Your breath gets shallow. Your eyes cannot meet others.
Your shoulders curl inward like you’re trying to disappear.
You start to believe the whispers — maybe I am a failure. Maybe I can’t be trusted. Maybe I don’t deserve another shot.
And the worst part?
People don’t always see the full story.
They see a business close and draw conclusions.
They forget to ask.
They forget you’re human.
They remember to judge, to condemn to assume they would have done better. And maybe they're right about that. Knowing you did your best, and it was just not enough for that life chapter is hard to come to terms with.
However- some didn’t.
And to those people — you know who you are — I want to say this:
Thank you.
Thank you for the messages you sent.
For the hugs you gave. The hallway conversations. The offers of help, places to store, coffees to talk over.
For checking in when I disappeared into myself.
For reminding me that a closed business does not mean a closed heart.

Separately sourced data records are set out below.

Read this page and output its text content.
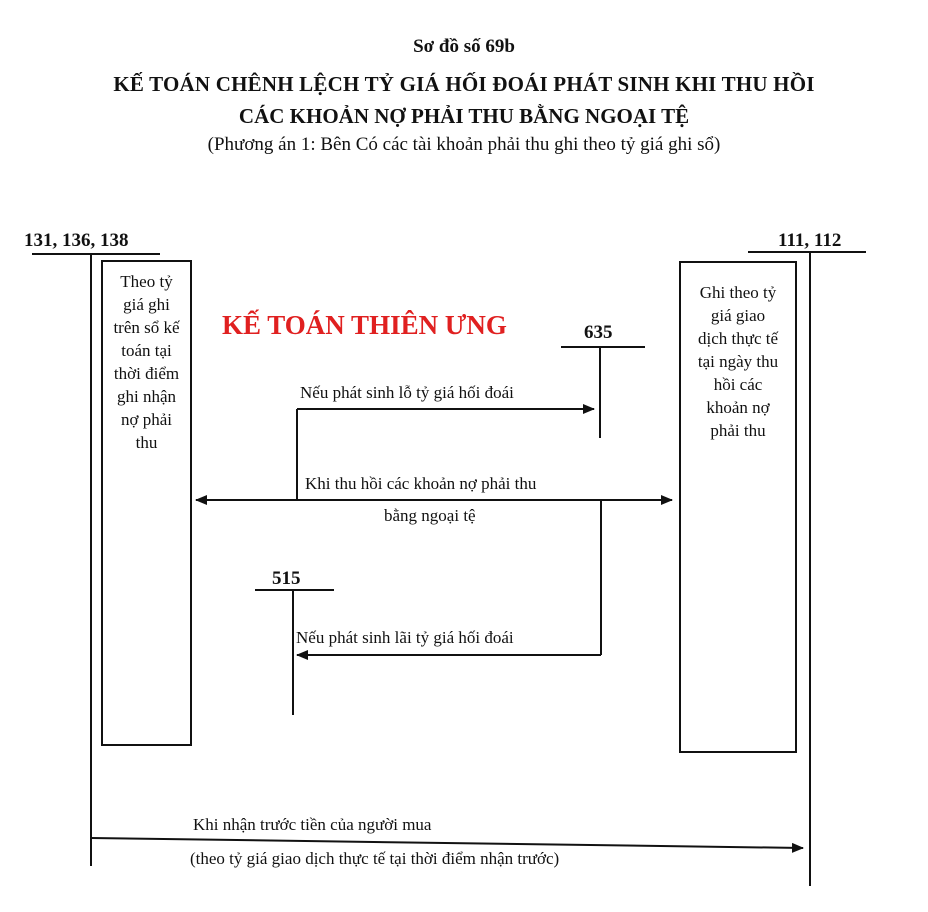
Sơ đồ số 69b
KẾ TOÁN CHÊNH LỆCH TỶ GIÁ HỐI ĐOÁI PHÁT SINH KHI THU HỒI
CÁC KHOẢN NỢ PHẢI THU BẰNG NGOẠI TỆ
(Phương án 1: Bên Có các tài khoản phải thu ghi theo tỷ giá ghi sổ)
131, 136, 138	111, 112
635
515
KẾ TOÁN THIÊN ƯNG
Theo tỷ
giá ghi
trên sổ kế
toán tại
thời điểm
ghi nhận
nợ phải
thu
Ghi theo tỷ
giá giao
dịch thực tế
tại ngày thu
hồi các
khoản nợ
phải thu
Nếu phát sinh lỗ tỷ giá hối đoái
Khi thu hồi các khoản nợ phải thu
bằng ngoại tệ
Nếu phát sinh lãi tỷ giá hối đoái
Khi nhận trước tiền của người mua
(theo tỷ giá giao dịch thực tế tại thời điểm nhận trước)
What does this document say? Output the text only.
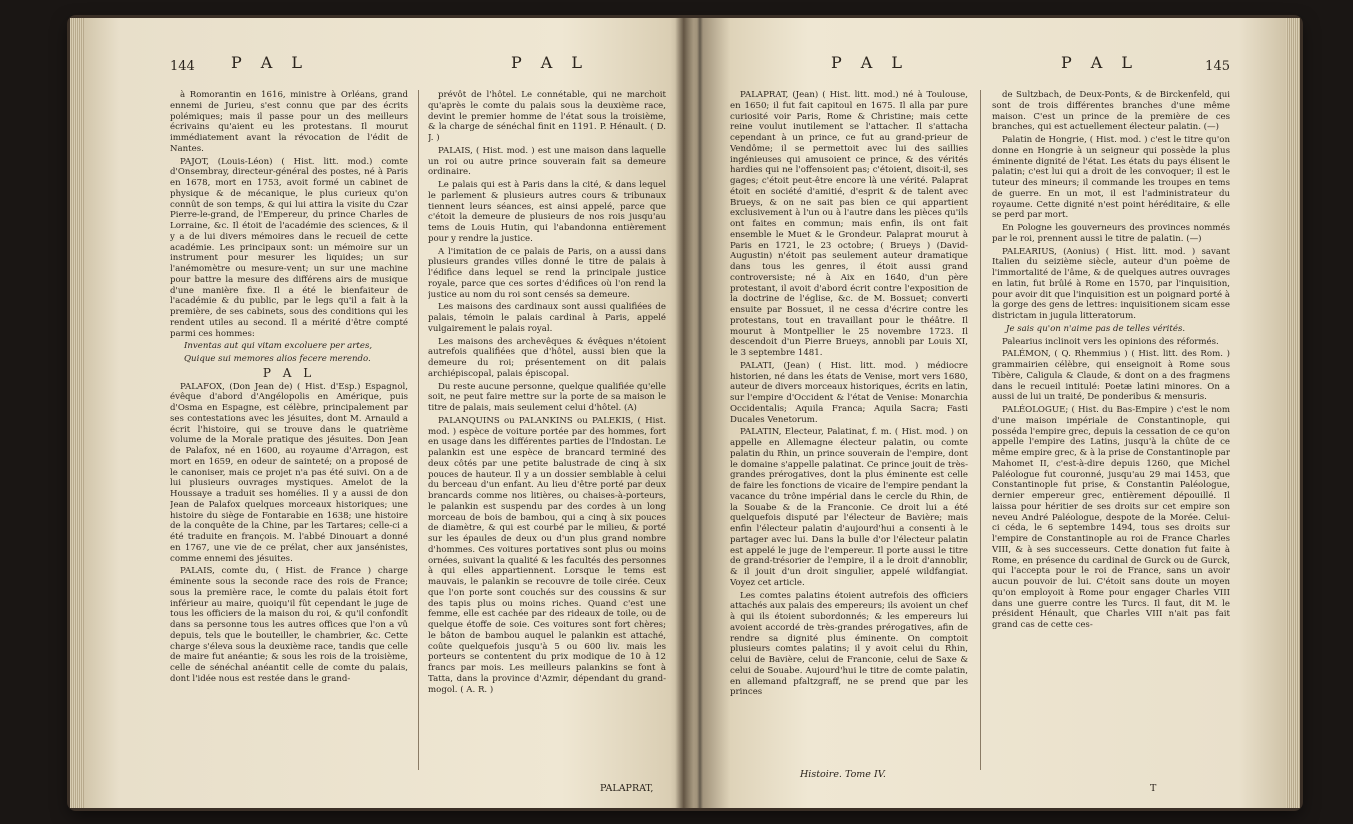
144	P A L	P A L

à Romorantin en 1616, ministre à Orléans, grand ennemi de Jurieu, s'est connu que par des écrits polémiques; mais il passe pour un des meilleurs écrivains qu'aient eu les protestans. Il mourut immédiatement avant la révocation de l'édit de Nantes.

PAJOT, (Louis-Léon) ( Hist. litt. mod.) comte d'Onsembray, directeur-général des postes, né à Paris en 1678, mort en 1753, avoit formé un cabinet de physique & de mécanique, le plus curieux qu'on connût de son temps, & qui lui attira la visite du Czar Pierre-le-grand, de l'Empereur, du prince Charles de Lorraine, &c. Il étoit de l'académie des sciences, & il y a de lui divers mémoires dans le recueil de cette académie. Les principaux sont: un mémoire sur un instrument pour mesurer les liquides; un sur l'anémomètre ou mesure-vent; un sur une machine pour battre la mesure des différens airs de musique d'une manière fixe. Il a été le bienfaiteur de l'académie & du public, par le legs qu'il a fait à la première, de ses cabinets, sous des conditions qui les rendent utiles au second. Il a mérité d'être compté parmi ces hommes:

Inventas aut qui vitam excoluere per artes,

Quique sui memores alios fecere merendo.

P A L

PALAFOX, (Don Jean de) ( Hist. d'Esp.) Espagnol, évêque d'abord d'Angélopolis en Amérique, puis d'Osma en Espagne, est célèbre, principalement par ses contestations avec les jésuites, dont M. Arnauld a écrit l'histoire, qui se trouve dans le quatrième volume de la Morale pratique des jésuites. Don Jean de Palafox, né en 1600, au royaume d'Arragon, est mort en 1659, en odeur de sainteté; on a proposé de le canoniser, mais ce projet n'a pas été suivi. On a de lui plusieurs ouvrages mystiques. Amelot de la Houssaye a traduit ses homélies. Il y a aussi de don Jean de Palafox quelques morceaux historiques; une histoire du siège de Fontarabie en 1638; une histoire de la conquête de la Chine, par les Tartares; celle-ci a été traduite en françois. M. l'abbé Dinouart a donné en 1767, une vie de ce prélat, cher aux jansénistes, comme ennemi des jésuites.

PALAIS, comte du, ( Hist. de France ) charge éminente sous la seconde race des rois de France; sous la première race, le comte du palais étoit fort inférieur au maire, quoiqu'il fût cependant le juge de tous les officiers de la maison du roi, & qu'il confondît dans sa personne tous les autres offices que l'on a vû depuis, tels que le bouteiller, le chambrier, &c. Cette charge s'éleva sous la deuxième race, tandis que celle de maire fut anéantie; & sous les rois de la troisième, celle de sénéchal anéantit celle de comte du palais, dont l'idée nous est restée dans le grand-

prévôt de l'hôtel. Le connétable, qui ne marchoit qu'après le comte du palais sous la deuxième race, devint le premier homme de l'état sous la troisième, & la charge de sénéchal finit en 1191. P. Hénault. ( D. J. )

PALAIS, ( Hist. mod. ) est une maison dans laquelle un roi ou autre prince souverain fait sa demeure ordinaire.

Le palais qui est à Paris dans la cité, & dans lequel le parlement & plusieurs autres cours & tribunaux tiennent leurs séances, est ainsi appelé, parce que c'étoit la demeure de plusieurs de nos rois jusqu'au tems de Louis Hutin, qui l'abandonna entièrement pour y rendre la justice.

A l'imitation de ce palais de Paris, on a aussi dans plusieurs grandes villes donné le titre de palais à l'édifice dans lequel se rend la principale justice royale, parce que ces sortes d'édifices où l'on rend la justice au nom du roi sont censés sa demeure.

Les maisons des cardinaux sont aussi qualifiées de palais, témoin le palais cardinal à Paris, appelé vulgairement le palais royal.

Les maisons des archevêques & évêques n'étoient autrefois qualifiées que d'hôtel, aussi bien que la demeure du roi; présentement on dit palais archiépiscopal, palais épiscopal.

Du reste aucune personne, quelque qualifiée qu'elle soit, ne peut faire mettre sur la porte de sa maison le titre de palais, mais seulement celui d'hôtel. (A)

PALANQUINS ou PALANKINS ou PALEKIS, ( Hist. mod. ) espèce de voiture portée par des hommes, fort en usage dans les différentes parties de l'Indostan. Le palankin est une espèce de brancard terminé des deux côtés par une petite balustrade de cinq à six pouces de hauteur. Il y a un dossier semblable à celui du berceau d'un enfant. Au lieu d'être porté par deux brancards comme nos litières, ou chaises-à-porteurs, le palankin est suspendu par des cordes à un long morceau de bois de bambou, qui a cinq à six pouces de diamètre, & qui est courbé par le milieu, & porté sur les épaules de deux ou d'un plus grand nombre d'hommes. Ces voitures portatives sont plus ou moins ornées, suivant la qualité & les facultés des personnes à qui elles appartiennent. Lorsque le tems est mauvais, le palankin se recouvre de toile cirée. Ceux que l'on porte sont couchés sur des coussins & sur des tapis plus ou moins riches. Quand c'est une femme, elle est cachée par des rideaux de toile, ou de quelque étoffe de soie. Ces voitures sont fort chères; le bâton de bambou auquel le palankin est attaché, coûte quelquefois jusqu'à 5 ou 600 liv. mais les porteurs se contentent du prix modique de 10 à 12 francs par mois. Les meilleurs palankins se font à Tatta, dans la province d'Azmir, dépendant du grand-mogol. ( A. R. )

PALAPRAT,
P A L	P A L	145

PALAPRAT, (Jean) ( Hist. litt. mod.) né à Toulouse, en 1650; il fut fait capitoul en 1675. Il alla par pure curiosité voir Paris, Rome & Christine; mais cette reine voulut inutilement se l'attacher. Il s'attacha cependant à un prince, ce fut au grand-prieur de Vendôme; il se permettoit avec lui des saillies ingénieuses qui amusoient ce prince, & des vérités hardies qui ne l'offensoient pas; c'étoient, disoit-il, ses gages; c'étoit peut-être encore là une vérité. Palaprat étoit en société d'amitié, d'esprit & de talent avec Brueys, & on ne sait pas bien ce qui appartient exclusivement à l'un ou à l'autre dans les pièces qu'ils ont faites en commun; mais enfin, ils ont fait ensemble le Muet & le Grondeur. Palaprat mourut à Paris en 1721, le 23 octobre; ( Brueys ) (David-Augustin) n'étoit pas seulement auteur dramatique dans tous les genres, il étoit aussi grand controversiste; né à Aix en 1640, d'un père protestant, il avoit d'abord écrit contre l'exposition de la doctrine de l'église, &c. de M. Bossuet; converti ensuite par Bossuet, il ne cessa d'écrire contre les protestans, tout en travaillant pour le théâtre. Il mourut à Montpellier le 25 novembre 1723. Il descendoit d'un Pierre Brueys, annobli par Louis XI, le 3 septembre 1481.

PALATI, (Jean) ( Hist. litt. mod. ) médiocre historien, né dans les états de Venise, mort vers 1680, auteur de divers morceaux historiques, écrits en latin, sur l'empire d'Occident & l'état de Venise: Monarchia Occidentalis; Aquila Franca; Aquila Sacra; Fasti Ducales Venetorum.

PALATIN, Electeur, Palatinat, f. m. ( Hist. mod. ) on appelle en Allemagne électeur palatin, ou comte palatin du Rhin, un prince souverain de l'empire, dont le domaine s'appelle palatinat. Ce prince jouit de très-grandes prérogatives, dont la plus éminente est celle de faire les fonctions de vicaire de l'empire pendant la vacance du trône impérial dans le cercle du Rhin, de la Souabe & de la Franconie. Ce droit lui a été quelquefois disputé par l'électeur de Bavière; mais enfin l'électeur palatin d'aujourd'hui a consenti à le partager avec lui. Dans la bulle d'or l'électeur palatin est appelé le juge de l'empereur. Il porte aussi le titre de grand-trésorier de l'empire, il a le droit d'annoblir, & il jouit d'un droit singulier, appelé wildfangiat. Voyez cet article.

Les comtes palatins étoient autrefois des officiers attachés aux palais des empereurs; ils avoient un chef à qui ils étoient subordonnés; & les empereurs lui avoient accordé de très-grandes prérogatives, afin de rendre sa dignité plus éminente. On comptoit plusieurs comtes palatins; il y avoit celui du Rhin, celui de Bavière, celui de Franconie, celui de Saxe & celui de Souabe. Aujourd'hui le titre de comte palatin, en allemand pfaltzgraff, ne se prend que par les princes

Histoire. Tome IV.

de Sultzbach, de Deux-Ponts, & de Birckenfeld, qui sont de trois différentes branches d'une même maison. C'est un prince de la première de ces branches, qui est actuellement électeur palatin. (—)

Palatin de Hongrie, ( Hist. mod. ) c'est le titre qu'on donne en Hongrie à un seigneur qui possède la plus éminente dignité de l'état. Les états du pays élisent le palatin; c'est lui qui a droit de les convoquer; il est le tuteur des mineurs; il commande les troupes en tems de guerre. En un mot, il est l'administrateur du royaume. Cette dignité n'est point héréditaire, & elle se perd par mort.

En Pologne les gouverneurs des provinces nommés par le roi, prennent aussi le titre de palatin. (—)

PALEARIUS, (Aonius) ( Hist. litt. mod. ) savant Italien du seizième siècle, auteur d'un poème de l'immortalité de l'âme, & de quelques autres ouvrages en latin, fut brûlé à Rome en 1570, par l'inquisition, pour avoir dit que l'inquisition est un poignard porté à la gorge des gens de lettres: inquisitionem sicam esse districtam in jugula litteratorum.

Je sais qu'on n'aime pas de telles vérités.

Palearius inclinoit vers les opinions des réformés.

PALÉMON, ( Q. Rhemmius ) ( Hist. litt. des Rom. ) grammairien célèbre, qui enseignoit à Rome sous Tibère, Caligula & Claude, & dont on a des fragmens dans le recueil intitulé: Poetæ latini minores. On a aussi de lui un traité, De ponderibus & mensuris.

PALÉOLOGUE; ( Hist. du Bas-Empire ) c'est le nom d'une maison impériale de Constantinople, qui posséda l'empire grec, depuis la cessation de ce qu'on appelle l'empire des Latins, jusqu'à la chûte de ce même empire grec, & à la prise de Constantinople par Mahomet II, c'est-à-dire depuis 1260, que Michel Paléologue fut couronné, jusqu'au 29 mai 1453, que Constantinople fut prise, & Constantin Paléologue, dernier empereur grec, entièrement dépouillé. Il laissa pour héritier de ses droits sur cet empire son neveu André Paléologue, despote de la Morée. Celui-ci céda, le 6 septembre 1494, tous ses droits sur l'empire de Constantinople au roi de France Charles VIII, & à ses successeurs. Cette donation fut faite à Rome, en présence du cardinal de Gurck ou de Gurck, qui l'accepta pour le roi de France, sans un avoir aucun pouvoir de lui. C'étoit sans doute un moyen qu'on employoit à Rome pour engager Charles VIII dans une guerre contre les Turcs. Il faut, dit M. le président Hénault, que Charles VIII n'ait pas fait grand cas de cette ces-

T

For believing in me — not as a perfect leader, but as a whole person, still worthy of trust and respect.
You helped me rise.
Not in the shiny, Instagrammable way.
But slowly. With better boundaries. With financial mentorship. With rest. With practices in place. With a plan.
With truth-telling.
With a whole new nervous system learning how to stop running on adrenaline and start healing.
Here’s what I’ve learned — what I am still learning:
Owning your story is painful but powerful.
Starting again requires humility and hope.
Failing publicly doesn’t mean you're broken.
You can learn. You can adapt. You can rebuild.
You can choose differently next time — and still hold your head high.
Healing takes time, it's not overnight and checking in on it as you go on, is key
I’m building something wiser. Something stronger.
But never again at the cost of myself.
And maybe you’re reading this in your own mess.
Maybe you’re in the middle of your own “What now?” moment.
Let me tell you:
You are not your mistakes.
You are not your debt. You are not your judgement.
You are not what they whispered when they didn’t know the truth.
You are allowed to start again.
You are allowed to do it with better tools, better support, better planning and a body that finally knows what safety feels like.
And if you need someone to talk to — someone who truly gets it — I’m here.
Not as someone with all the answers, but as someone who’s done the hard work of sitting in the ruins… and slowly rebuilding something beautiful.
With grace, and so much gratitude,
Fyonna
Founder, Bees Knees Wellness Muskoka
Still rising. Still real. Still here.